Related: American Express, Hilton, and World Central Kitchen Partner to Support Frontline Healthcare Workers

Ndlovu wasn’t surprised by the outpouring of goodwill. “People remember meeting our staff, going into these communities, getting such a warm welcome from them—for our guests, those were extraordinarily happy times,” said Ndlovu. “They know that if ever there were a time to give, that time is now.”
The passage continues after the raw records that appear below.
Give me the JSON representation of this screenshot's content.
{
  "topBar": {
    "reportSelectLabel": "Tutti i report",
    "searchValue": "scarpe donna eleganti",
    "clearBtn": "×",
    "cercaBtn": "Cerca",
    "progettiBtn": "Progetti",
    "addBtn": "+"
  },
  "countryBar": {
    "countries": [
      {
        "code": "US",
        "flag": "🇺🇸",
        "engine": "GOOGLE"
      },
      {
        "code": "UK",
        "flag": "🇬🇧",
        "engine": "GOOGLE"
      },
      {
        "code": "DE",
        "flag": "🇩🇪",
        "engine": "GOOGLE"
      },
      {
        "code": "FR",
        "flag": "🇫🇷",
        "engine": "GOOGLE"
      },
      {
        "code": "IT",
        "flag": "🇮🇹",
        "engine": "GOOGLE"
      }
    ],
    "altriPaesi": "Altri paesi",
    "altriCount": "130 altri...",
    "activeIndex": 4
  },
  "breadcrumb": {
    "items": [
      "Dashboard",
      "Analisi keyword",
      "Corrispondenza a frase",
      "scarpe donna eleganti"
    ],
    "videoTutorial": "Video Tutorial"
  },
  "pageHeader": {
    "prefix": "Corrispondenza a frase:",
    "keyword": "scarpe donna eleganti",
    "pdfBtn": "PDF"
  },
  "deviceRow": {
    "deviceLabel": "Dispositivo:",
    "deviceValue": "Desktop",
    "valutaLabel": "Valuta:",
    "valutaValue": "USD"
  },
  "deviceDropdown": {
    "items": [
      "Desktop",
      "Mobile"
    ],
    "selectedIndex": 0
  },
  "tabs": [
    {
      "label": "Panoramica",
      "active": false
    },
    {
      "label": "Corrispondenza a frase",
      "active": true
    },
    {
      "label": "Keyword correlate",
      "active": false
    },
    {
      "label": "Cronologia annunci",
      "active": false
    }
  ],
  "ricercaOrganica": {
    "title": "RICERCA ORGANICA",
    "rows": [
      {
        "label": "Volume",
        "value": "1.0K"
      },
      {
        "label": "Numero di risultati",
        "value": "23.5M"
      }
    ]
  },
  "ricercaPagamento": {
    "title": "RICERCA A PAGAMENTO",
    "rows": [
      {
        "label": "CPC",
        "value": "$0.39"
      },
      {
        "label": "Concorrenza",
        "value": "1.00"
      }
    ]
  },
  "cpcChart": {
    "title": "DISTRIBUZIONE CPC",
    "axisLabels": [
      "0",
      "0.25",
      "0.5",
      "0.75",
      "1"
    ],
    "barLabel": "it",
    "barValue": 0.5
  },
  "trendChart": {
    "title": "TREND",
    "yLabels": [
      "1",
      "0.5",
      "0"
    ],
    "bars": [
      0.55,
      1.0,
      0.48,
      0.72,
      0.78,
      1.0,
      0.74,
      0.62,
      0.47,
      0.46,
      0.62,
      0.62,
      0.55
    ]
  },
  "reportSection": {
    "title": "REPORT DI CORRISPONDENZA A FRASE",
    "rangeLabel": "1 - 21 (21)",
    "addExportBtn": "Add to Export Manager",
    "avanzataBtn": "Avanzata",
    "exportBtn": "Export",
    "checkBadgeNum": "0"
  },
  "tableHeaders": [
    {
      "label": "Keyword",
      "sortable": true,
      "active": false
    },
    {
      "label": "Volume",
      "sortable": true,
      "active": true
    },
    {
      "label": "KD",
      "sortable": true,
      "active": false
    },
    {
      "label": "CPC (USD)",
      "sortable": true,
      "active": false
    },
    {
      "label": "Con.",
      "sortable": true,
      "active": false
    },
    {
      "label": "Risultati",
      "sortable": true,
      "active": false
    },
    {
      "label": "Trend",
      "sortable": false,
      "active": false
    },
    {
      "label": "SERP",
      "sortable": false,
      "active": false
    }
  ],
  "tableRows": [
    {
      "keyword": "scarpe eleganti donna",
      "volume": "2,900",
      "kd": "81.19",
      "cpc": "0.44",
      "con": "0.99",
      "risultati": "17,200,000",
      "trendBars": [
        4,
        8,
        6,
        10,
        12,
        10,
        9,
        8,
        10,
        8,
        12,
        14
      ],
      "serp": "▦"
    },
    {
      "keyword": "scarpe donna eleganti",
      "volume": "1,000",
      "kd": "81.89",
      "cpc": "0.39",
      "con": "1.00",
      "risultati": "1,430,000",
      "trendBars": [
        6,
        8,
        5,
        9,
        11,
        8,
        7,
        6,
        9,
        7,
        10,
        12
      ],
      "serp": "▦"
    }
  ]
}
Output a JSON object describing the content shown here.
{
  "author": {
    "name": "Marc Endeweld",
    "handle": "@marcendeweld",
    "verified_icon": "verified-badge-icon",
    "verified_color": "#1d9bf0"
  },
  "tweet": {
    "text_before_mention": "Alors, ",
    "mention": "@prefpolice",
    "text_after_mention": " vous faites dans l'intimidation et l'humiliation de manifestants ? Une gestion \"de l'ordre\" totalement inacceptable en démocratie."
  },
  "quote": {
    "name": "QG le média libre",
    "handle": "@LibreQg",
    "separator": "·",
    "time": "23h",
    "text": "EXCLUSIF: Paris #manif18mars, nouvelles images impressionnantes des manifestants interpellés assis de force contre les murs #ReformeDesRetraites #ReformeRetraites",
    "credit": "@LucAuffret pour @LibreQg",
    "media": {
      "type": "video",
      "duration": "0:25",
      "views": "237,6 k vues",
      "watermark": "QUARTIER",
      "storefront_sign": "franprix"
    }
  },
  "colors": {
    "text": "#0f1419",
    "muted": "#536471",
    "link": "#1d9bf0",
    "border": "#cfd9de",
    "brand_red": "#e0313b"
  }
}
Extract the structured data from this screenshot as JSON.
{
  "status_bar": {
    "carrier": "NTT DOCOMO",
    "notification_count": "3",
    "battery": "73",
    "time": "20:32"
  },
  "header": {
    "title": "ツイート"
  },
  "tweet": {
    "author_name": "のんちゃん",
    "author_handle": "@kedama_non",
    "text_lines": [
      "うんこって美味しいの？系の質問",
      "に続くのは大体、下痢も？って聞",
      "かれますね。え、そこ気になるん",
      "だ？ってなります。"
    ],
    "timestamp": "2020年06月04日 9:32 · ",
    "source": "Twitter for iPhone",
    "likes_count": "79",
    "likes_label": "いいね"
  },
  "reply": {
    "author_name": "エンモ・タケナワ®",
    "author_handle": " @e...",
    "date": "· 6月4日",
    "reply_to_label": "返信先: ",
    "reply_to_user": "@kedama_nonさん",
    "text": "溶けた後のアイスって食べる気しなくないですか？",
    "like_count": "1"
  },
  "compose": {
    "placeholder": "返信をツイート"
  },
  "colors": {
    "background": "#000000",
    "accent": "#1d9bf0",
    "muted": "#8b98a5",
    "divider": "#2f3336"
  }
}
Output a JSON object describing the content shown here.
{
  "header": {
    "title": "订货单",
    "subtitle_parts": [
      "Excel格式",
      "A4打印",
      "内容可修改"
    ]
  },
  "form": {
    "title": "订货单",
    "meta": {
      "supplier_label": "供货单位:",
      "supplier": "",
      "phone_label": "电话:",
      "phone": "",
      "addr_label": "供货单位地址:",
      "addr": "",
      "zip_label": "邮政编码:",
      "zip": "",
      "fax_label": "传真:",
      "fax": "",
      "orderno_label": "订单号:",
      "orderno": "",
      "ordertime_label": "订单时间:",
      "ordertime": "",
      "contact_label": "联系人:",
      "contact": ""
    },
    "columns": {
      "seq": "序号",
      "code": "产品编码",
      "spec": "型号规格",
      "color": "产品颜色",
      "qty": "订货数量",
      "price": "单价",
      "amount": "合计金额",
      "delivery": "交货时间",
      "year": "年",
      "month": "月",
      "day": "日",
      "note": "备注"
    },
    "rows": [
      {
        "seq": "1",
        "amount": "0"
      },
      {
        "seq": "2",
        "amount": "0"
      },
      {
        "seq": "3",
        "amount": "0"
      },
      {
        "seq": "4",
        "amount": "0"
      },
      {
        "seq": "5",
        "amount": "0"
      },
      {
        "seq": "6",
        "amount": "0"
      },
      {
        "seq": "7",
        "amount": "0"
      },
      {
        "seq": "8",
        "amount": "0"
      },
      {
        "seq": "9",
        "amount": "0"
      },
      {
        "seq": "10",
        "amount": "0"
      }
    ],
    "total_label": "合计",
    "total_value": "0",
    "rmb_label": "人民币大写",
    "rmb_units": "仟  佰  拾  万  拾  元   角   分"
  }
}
Therein lies another advantage hotels have over other businesses, even other philanthropic endeavors, in terms of galvanizing support. If travel is all about intimate, face-to-face connections, hotels—be it a Zambian safari camp, a Hong Kong five-star, or a Brazilian beach resort— are often where we find our most personal connections on the road. We learn the names of our guides, the pool attendants, that comically bad pianist at the bar. We remember the server who surprised us with two desserts when we had trouble choosing one; the concierge who tipped us off to that speakeasy down the block; the gardener who led us on an impromptu tour of the resort’s private orchard.

And when disaster strikes—a flood, a bomb, a virus—we think of those people we met, however many years ago, and we wonder if they’re okay. So when a hotel reaches out to ask if we might help out, is it any wonder we feel duty-bound to do so?